As I wormed my way into the car first from the back seat trying to observe under the seat, there were a brazilian little cubes of shatter glass, as all of the car windows had been compromised in this decidedly high-velocity impact. With no headway from the back seat, I crawled up, over, and down into the passenger’s seat head-first with my legs over the seat. More glass, and:

“My God, Tony… the carnage here is hideous! Flesh and more flesh. Plenty of blood too! Good Christ her blood smells like Barbecue sauce — mother of pearl how much BBQ sauce must this sister have eaten to the point that even her blood smells like it. Oh, the humanity! Wait a minute, this IS BBQ sauce and all this flesh is chicken!”

I observed a large plate of BBQ chicken wangs partially contained in aluminum foil, and chicken wings scattered all over the floor. I sat up sharply staring at the sister’s back pinned there in the door jamb. Why… why this woman was driving along and reaching over to the platter on the passenger’s seat to snack on some cock-a-dooty chicken wangs and here I was risking my life to save her. And now I had BBQ sauce smeared all over where I didn’t want sauce smeared. So that “blood” on her blouse was buffalo wang sauce — crapezoidal rhomboid! Jesus, Mary, and Joseph! Mother of flippin’ pearl!

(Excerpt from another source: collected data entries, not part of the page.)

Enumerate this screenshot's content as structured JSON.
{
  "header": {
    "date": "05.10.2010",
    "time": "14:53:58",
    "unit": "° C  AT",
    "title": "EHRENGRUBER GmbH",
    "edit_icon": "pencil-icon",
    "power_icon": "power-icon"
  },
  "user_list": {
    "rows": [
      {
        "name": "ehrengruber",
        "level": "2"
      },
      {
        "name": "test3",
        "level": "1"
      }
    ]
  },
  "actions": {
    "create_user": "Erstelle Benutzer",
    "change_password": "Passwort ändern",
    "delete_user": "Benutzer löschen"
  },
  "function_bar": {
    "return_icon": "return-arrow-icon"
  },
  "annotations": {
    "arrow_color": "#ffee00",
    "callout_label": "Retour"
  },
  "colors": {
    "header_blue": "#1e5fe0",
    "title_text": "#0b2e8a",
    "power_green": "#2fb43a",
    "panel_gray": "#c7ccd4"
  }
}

The approximate location of the crash site as I remember it.

“Hey Geo,” Tony began, “want me to dash back and get the quick saw? It’s fuelled and run up!”

That was a brilliant idea and I was gear-turning over it. He had called 911, so they would probably arrive before he got back — albeit they would be some badass bragging rights were we to cut this poor soul out of her car ourselves.

Then I started distinctly hearing the sound of sirens. Ft. Bragg had been arguing with Pope AFB over who had jurisdiction over the crash site and now sirens were coming from two directions.

“You know Tony, when these humps get here they are going to majorly lock this whole area down and we are going to be stuck here for hours if we don’t get out of here right now!”

“I can’t breathe, Lord help — me I can’t breathe!”

“Yeah, yeah…” I acknowledged tersely.

I finished with Tony by shaking his hand soundly and thanking him, then sent him off scrambling. I waited until I was positive that the rescue vehicles were turning into the crash site; Bragg was first to arrive at the scene.

“God bless you, my sister — you’re going to be fine now!” And I raced off to my car.

Traffic appeared again as the hour approached work time-thirty. On the final five-mile stretch of road to my neighborhood, I recognized Pat McNamara’s vehicle coming toward me as he headed to work himself. I waved a hearty wave as we passed each other; but it was greeted only by a puzzled expression from Mac. He was going to hear all about the highjack farce soon enough; it was sure going to be the rage at the breakfast table. If not, I could give him the whole frustrating skinny when he got back to the hood that evening.